Business Intelligence a Major Post-Y2K Thrust, Surveys Confirm

As the IT world recovers from the impact of Y2K, business intelligence/data warehouse implementations rank on the top of many AS/400 agendas. Recent surveys confirm the size of the growing market for storing and retrieving customer information.

Overall, the worldwide market for business intelligence and data warehousing is expected to grow at a rate of 43 percent over the next four years, a recent survey by Survey.com Inc. (Silicon Valley, Calif.) finds. The worldwide market will grow to $148.5 billion by 2003, of which half will be North American implementations. The business intelligence/data warehouse market consists of systems, storage solution, packaged applications, services and in-house expenditures. The greatest expenditures will come from in-house and storage spending.

By 2003, the systems component alone will comprise a $13 billion market, of which $1.4 billion will be OS/400-based implementations, according to Survey.com. In fact, the OS/400 portion of the market is expected to more than quadruple in size over the next four years. Unix, the dominant business intelligence/warehouse platform at this time, will continue to maintain the greatest market share, with Windows NT/2000 rapidly catching up.

In the area of storage, the study measures usable data currently and planned-for storage in data warehouses. By 2003, the market for very large warehouses (more than two terabytes) will have grown six-fold, from $1 billion to $6 billion. IBM continues to heavily promote the AS/400 as a business intelligence/data warehouse platform.

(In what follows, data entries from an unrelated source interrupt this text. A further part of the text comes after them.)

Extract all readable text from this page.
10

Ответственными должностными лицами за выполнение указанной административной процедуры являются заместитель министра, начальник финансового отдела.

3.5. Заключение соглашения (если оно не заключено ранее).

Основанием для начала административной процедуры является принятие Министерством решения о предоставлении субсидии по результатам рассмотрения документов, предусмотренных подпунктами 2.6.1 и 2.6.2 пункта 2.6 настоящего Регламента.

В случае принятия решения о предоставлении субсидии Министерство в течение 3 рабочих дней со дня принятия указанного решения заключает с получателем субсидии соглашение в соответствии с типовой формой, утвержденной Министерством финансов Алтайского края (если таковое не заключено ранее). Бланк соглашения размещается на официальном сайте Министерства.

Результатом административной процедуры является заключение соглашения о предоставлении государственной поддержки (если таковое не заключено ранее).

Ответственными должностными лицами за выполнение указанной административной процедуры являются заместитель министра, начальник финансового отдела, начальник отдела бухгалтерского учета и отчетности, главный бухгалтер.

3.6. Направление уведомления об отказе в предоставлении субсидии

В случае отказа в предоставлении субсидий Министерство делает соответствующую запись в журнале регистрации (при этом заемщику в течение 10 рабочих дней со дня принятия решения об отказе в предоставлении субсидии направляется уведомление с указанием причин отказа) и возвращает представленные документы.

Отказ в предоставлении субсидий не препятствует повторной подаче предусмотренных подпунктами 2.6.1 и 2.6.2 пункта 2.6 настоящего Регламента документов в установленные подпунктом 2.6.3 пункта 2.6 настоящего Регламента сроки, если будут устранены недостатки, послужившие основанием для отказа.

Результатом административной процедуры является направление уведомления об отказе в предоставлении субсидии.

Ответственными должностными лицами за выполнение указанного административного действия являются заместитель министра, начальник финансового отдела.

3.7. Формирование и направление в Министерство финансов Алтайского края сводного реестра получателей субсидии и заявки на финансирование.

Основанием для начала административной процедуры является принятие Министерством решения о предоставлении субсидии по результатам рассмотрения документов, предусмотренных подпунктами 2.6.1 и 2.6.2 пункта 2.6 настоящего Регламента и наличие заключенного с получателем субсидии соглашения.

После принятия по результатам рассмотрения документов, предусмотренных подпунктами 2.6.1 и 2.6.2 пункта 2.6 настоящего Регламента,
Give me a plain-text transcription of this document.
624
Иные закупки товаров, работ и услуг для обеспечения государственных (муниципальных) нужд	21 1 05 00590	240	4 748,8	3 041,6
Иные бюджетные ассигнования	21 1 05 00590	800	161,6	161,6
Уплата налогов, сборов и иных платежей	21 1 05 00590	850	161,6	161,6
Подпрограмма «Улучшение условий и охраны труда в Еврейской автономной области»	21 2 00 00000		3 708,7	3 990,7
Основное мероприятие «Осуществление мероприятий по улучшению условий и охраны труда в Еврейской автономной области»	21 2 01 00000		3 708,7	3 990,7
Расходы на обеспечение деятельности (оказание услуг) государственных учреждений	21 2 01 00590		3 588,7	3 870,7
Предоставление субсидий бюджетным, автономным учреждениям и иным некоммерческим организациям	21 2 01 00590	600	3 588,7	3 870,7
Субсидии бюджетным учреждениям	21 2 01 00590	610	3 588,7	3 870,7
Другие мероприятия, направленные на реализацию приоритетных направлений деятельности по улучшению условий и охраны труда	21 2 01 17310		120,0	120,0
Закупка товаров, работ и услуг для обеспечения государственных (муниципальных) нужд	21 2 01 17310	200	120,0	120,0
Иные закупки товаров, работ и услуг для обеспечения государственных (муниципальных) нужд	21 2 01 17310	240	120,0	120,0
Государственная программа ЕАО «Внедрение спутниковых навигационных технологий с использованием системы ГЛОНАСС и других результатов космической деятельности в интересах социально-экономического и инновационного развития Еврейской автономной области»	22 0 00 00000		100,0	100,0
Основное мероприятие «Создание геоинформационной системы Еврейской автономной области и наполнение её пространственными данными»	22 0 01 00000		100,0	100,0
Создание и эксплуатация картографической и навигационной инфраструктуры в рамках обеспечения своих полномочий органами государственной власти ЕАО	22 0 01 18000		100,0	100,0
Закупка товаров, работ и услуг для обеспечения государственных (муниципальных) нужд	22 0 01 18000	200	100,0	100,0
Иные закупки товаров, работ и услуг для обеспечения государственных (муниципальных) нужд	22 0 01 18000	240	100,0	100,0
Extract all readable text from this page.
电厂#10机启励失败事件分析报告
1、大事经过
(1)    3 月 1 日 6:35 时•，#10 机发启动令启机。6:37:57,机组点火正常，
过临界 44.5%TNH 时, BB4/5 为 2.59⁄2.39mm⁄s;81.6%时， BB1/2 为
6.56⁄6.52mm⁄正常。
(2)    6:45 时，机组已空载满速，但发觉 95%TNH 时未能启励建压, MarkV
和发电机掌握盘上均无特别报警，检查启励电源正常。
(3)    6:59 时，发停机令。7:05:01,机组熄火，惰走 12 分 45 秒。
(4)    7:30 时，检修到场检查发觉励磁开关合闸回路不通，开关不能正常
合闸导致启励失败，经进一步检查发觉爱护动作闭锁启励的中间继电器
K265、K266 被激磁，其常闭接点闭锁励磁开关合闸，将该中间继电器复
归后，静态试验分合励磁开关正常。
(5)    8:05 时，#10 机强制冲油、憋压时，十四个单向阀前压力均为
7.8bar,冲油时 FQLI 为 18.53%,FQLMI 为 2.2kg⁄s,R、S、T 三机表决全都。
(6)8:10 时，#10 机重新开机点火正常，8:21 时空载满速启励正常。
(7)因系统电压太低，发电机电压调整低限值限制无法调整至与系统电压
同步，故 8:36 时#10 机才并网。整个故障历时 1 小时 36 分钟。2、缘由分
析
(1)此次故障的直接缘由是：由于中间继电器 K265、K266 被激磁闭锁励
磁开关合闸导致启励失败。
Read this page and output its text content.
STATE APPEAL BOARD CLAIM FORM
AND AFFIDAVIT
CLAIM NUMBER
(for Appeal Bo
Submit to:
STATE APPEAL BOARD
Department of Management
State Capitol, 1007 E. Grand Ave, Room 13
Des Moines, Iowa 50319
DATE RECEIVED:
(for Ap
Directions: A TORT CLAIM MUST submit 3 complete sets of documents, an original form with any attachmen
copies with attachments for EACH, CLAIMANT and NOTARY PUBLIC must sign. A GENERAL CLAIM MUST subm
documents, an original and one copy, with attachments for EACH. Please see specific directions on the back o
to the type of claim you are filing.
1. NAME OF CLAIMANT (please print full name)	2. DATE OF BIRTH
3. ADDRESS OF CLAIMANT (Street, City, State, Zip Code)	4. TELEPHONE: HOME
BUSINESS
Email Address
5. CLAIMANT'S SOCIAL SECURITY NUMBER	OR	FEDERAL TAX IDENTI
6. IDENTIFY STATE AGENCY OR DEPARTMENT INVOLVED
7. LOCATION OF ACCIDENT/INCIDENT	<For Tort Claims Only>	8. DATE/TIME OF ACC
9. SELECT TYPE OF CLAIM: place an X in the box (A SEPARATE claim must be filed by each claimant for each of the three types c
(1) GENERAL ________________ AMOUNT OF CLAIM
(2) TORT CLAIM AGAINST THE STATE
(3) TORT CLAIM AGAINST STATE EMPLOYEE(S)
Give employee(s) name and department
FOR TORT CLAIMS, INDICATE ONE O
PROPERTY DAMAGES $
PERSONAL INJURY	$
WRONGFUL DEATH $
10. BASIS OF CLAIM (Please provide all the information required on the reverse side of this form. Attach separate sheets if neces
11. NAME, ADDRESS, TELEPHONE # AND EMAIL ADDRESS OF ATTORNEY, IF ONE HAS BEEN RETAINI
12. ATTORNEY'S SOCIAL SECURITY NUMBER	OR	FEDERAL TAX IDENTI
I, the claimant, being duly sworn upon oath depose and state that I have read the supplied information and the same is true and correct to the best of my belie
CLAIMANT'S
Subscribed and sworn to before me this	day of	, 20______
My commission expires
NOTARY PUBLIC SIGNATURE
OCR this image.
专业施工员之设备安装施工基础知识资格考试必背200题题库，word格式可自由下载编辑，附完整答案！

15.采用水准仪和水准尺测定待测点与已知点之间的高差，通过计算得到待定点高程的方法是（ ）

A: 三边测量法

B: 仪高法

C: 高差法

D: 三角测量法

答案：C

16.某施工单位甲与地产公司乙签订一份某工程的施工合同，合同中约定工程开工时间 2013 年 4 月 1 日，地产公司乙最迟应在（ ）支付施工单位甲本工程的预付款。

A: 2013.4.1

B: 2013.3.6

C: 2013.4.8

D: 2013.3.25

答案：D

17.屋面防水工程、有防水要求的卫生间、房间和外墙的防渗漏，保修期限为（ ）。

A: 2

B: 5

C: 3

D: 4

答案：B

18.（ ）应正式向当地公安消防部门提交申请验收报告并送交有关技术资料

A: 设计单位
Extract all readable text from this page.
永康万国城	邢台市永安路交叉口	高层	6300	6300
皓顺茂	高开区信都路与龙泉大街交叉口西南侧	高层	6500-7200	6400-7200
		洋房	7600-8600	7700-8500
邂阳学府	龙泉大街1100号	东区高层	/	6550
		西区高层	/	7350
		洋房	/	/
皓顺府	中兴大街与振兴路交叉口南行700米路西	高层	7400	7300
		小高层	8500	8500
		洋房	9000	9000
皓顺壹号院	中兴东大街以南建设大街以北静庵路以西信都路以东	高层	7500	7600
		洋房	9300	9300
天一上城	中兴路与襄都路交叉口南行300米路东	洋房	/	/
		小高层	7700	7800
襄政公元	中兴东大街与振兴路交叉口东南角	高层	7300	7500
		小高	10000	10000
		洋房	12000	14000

The new 740 processor, capable of storing up to 128TB of data in a clustered environment, is being touted as a business intelligence solution. The new two-way AS/400e server 170 is targeted at smaller businesses.

Database management systems will continue to be the leading technology in terms of packaged applications targeted at business intelligence, the survey reveals. Sales in this market are expected to grow from $0.8 billion in 1998 to $4 billion by 2003. IBM is targeting this sector with DB2 Universal Database for AS/400--released this year--that supports the storing, managing and indexing of binary objects such as spreadsheets, word processing documents and multimedia objects.

The most popular schema--encompassing 37 percent of the market--utilizes a large central data warehouse that feeds several smaller data warehouses or marts, Survey.com finds. Another 30 percent of the market will consist of distributed business intelligence/data warehouse systems, comprised of physically separate systems.

Growth in the Business Intelligence/Data Warehousing Market--By Platform
(In billions of dollars)
Platform19982003
Unix$1.5$5.9
Windows NT$0.4$4.3
OS/400$0.3$1.4
OS/390, MVS$0.5$1.0
Other$0.1$0.4
Source: Survey.com
A recent study by ShowCase Corp. (Rochester, Minn.) confirms a strong demand over the coming year for Web-based business intelligence solutions among AS/400 sites. ShowCase found that 93 percent of its customers intend to expand their use of business intelligence next year and that 79 percent plan to implement Web-based business intelligence solutions to deliver critical information throughout the enterprise and beyond. Much of this growth will be driven by e-business requirements related to customer relationship, supply chain, and financial data management, says Ken Holec, CEO and president of ShowCase.

More than 8,000 customers bought new AS/400 servers for data warehouses and data mining applications in 1998, according to Ben Barnes, general manager for IBM's global intelligence solutions. In September, IBM kicked off a "Fast Start" program to deliver complete BI solutions to small and medium businesses running AS/400s, RS/6000s, or Netfinity servers, for a price starting at $60,000. In addition, IBM recently launched an AS/400 Business Intelligence Smart Start program, targeted at application providers in this space.